Y is for Yes!
In some ways, a Dungeons and Dragons game is very much like improvisational comedy. Though rules describe how certain aspects of the game go, and the Dungeon Master generally has some idea where the plot is heading, so much more of what happens is dependent on the players’ actions and how the DM responds to them.
The main rule of improvisation is to say Yes, no matter how bizarre the action, take what the other actor does and run with it. When the DM does the same for his players they’ll have more fun because they’l know they can try anything.
Of course, this doesn’t mean that everything they want to try will succeed. The trick is for the DM to come up with a quick ruling on just how likely it is that their attempt will succeed. While some things they try should be extremely difficult, if the action is even remotely realistic there should be at least a tiny chance at success.
I failed at this concept in an early game. I don’t remember all the details, but my players had managed to acquire several components for making gun powder. I was very opposed to the idea of gun powder in the game. At the time I thought it would imbalance the game, and so I basically said ‘No’ and though they tried to get me to change my mind, I basically said “I’m the DM and what I say goes.” I now know how horrible that was, and in some ways this post is along overdue apology for that game session.
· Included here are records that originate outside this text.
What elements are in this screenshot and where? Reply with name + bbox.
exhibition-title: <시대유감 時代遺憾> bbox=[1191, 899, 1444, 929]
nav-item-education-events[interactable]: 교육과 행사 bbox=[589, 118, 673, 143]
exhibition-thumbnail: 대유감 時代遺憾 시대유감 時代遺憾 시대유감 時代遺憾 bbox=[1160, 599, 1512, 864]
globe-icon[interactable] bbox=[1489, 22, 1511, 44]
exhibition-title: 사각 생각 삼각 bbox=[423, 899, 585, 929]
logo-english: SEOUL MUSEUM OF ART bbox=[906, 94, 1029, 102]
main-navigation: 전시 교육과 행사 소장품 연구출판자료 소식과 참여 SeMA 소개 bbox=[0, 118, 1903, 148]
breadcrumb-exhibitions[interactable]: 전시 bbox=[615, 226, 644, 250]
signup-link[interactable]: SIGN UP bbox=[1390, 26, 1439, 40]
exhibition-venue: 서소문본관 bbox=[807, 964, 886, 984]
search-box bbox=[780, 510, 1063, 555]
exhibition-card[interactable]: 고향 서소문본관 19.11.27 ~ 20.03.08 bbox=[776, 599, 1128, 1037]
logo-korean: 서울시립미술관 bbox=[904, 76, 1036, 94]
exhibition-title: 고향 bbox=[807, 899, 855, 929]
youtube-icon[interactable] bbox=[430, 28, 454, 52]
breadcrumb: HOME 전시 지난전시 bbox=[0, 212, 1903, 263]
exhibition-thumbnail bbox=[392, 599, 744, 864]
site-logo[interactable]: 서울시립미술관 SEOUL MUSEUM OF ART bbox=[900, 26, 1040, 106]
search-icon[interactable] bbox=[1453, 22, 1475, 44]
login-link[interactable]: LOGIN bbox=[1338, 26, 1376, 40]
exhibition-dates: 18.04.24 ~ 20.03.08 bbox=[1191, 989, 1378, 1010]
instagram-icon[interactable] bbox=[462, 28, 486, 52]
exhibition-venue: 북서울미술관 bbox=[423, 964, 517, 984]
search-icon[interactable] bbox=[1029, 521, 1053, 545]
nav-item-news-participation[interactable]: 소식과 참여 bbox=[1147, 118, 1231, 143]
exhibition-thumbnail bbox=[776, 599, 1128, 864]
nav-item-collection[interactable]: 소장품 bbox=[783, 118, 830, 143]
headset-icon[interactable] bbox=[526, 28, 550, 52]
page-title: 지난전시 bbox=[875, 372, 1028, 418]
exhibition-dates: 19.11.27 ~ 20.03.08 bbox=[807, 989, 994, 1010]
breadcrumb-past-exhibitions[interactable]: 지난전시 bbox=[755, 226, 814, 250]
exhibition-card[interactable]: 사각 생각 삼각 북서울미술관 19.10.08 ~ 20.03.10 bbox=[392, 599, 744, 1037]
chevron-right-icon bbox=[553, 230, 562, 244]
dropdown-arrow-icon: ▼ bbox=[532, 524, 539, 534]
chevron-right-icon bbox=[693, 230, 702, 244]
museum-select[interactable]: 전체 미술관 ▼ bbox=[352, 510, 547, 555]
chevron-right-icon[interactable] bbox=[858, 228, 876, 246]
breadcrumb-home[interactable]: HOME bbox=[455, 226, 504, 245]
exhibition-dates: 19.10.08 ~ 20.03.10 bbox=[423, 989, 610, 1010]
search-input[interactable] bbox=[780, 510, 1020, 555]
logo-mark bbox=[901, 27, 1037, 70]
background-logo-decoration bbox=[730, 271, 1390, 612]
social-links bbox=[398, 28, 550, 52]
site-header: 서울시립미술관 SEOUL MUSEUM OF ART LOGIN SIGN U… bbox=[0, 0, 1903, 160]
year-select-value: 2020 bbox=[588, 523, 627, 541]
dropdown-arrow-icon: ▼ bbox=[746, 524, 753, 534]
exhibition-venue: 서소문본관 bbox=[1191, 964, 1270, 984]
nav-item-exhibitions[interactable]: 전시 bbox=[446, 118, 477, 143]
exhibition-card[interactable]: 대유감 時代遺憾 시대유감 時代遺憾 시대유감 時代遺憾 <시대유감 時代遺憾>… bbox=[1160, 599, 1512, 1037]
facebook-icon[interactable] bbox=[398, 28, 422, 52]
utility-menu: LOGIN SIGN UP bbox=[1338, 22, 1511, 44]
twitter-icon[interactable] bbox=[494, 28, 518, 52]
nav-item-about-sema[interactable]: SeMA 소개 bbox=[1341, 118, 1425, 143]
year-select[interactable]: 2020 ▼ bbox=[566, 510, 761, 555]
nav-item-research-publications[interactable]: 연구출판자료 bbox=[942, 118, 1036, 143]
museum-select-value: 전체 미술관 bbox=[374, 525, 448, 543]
Instead of saying “No”, I should have let them give it a try, allowing them either Intelligence of Wisdom checks to make the attempt. If I were to do it again today I’d give them a small chance of success (5-10%) along with an even greater success at an explosive failure (15-20%). Then at least they’d have felt they had a chance. There’s no telling what ideas they might have kept silent about because they felt I’d never let it happen.
Even if they’d succeeded in making the gun powder, I could have included a chance of failure, to maintain the explosives as risky to use. I’m sure some failures could have been as much fun as the successes, but we’ll never get the chance to know.
Perhaps it doesn’t apply everywhere, but when you’re the DM, “Just say Yes!”